In the 60s and well into the 70s, and 80s there were dozens of lonely folks looking for companionship in newspapers across the country. Part of the joy of a rainy Saturday morning was trying to guess who Felicity of Fesserton really was. Sometimes it was so obvious. Everyone from Beaverton to Omemee knew that Bob from Bobcaygeon was Frank from Fenelon Falls and already on his fourth wife. (I didn’t mean Frank was on his fourth wife at that moment, but he had been married three times before and it seems is now looking for number five. I thought I had better make that clear.)
There are all sorts of ways of hooking up on line, but I don’t want to hook up I am already hooked. I just want to see who or what is out there, and out of curiosity how a young lady or gentleman looking for a life partner, friend with benefits, one night stand, casual lover, or just a person to share the back seat of a 1973 Toyota on the Zehrs parking lot, would go about finding true love in 2020.
For no particular reason other than terminal nosiness I browsed through the want-ad section in this morning’s Toronto Star and there was nary a one. Apparently not one soul is horny enough, or desperate enough, to put him or herself out there for the chance to meet the person of their dreams. (Not those dreams. There are not, nor was there ever, anyone quite that kinky – and you need to book yourself in for a psychiatric assessment.)
Years ago daily newspapers from coast to coast cashed in on the sex thing and it was a wonderful service for the single persons of society, but the whole process fell by the wayside when computer networking took over. In our day, lonely people advertised in the Companions Wanted section of the nation’s newspapers looking for someone to share his or her bed, or if not actually share the bed, at least be willing to lie on it to commune with them once in a while. Even pasting your picture and romantic proclivities on the side of the neighbourhood group mailbox has fallen into disfavour believe it or not, possibly due to the local professional adding a price list.

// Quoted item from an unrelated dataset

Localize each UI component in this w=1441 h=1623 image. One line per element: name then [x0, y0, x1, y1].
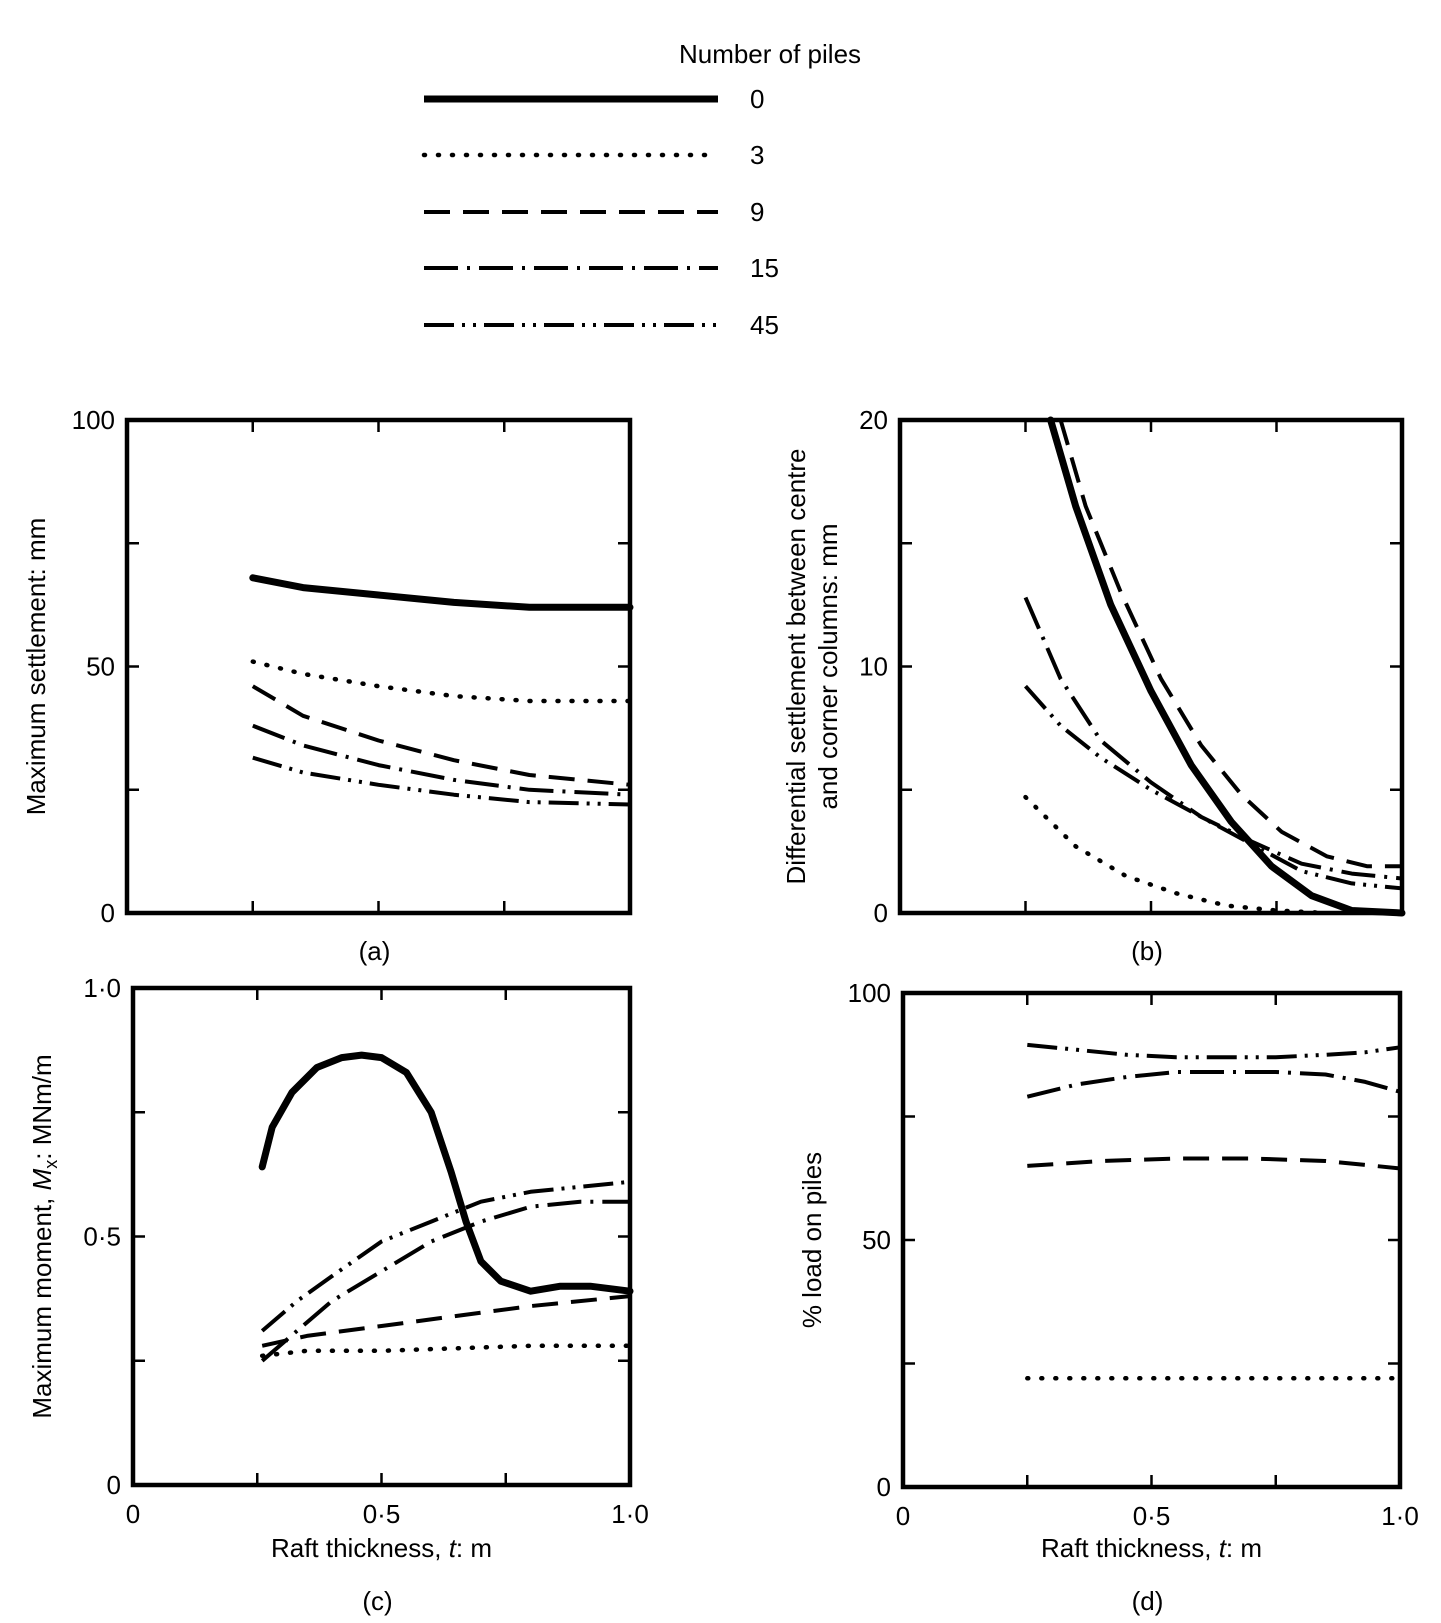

The number of married men who were actively looking to meet a caring lady for a discreet relationship surprised me. I had no idea that sort of thing was so popular in Canada. Usually the gentleman describes himself as a successful young professional too busy to go the usual route of joining a church group or a political party, God forbid. The caring lady will probably question the ‘successful’ part when she has to chip in half of the cost of the motel room. She may also question the ‘young’ when she sees his heart medications, his orange-flavoured Metamucil, his false teeth and a Viagra pill lined up on the dresser.
Most folks running ads were not looking for just anyone. Lonely people back then were trying to find a friend and/or lover and hopefully a relationship that would last at least until their old Geezers Pension kicks in. Today they are searching for a ‘soul mate’. That’s ‘soul’ not a ‘sole’ mate I suspect would be a companion for someone with a foot fetish, or a chubby person trying to add a few grams of Omega 3 to his or her diet.
Can you imagine someone running an ad for a ‘soul mate’ in the ‘Personal’ columns in the 1950s? The readers would have assumed that ‘Lonely Linda from Long Branch’ was looking for a friend to go to the Thursday Night Bible Class at the Grace and Truth Gospel Hall or someone to hand out pamphlets on the other side of the street.
Of course there was a danger way back when, and sadly there still is, the chance one could get stung and your new-found friend who appeared to be a winner was lying. One poor women looking for an adventurous young stud actually found one in the Orillia Packet and Times. After several months of intensely boring evenings and nightly audits discovered he was, in fact, an accountant. Now how disappointing would that be?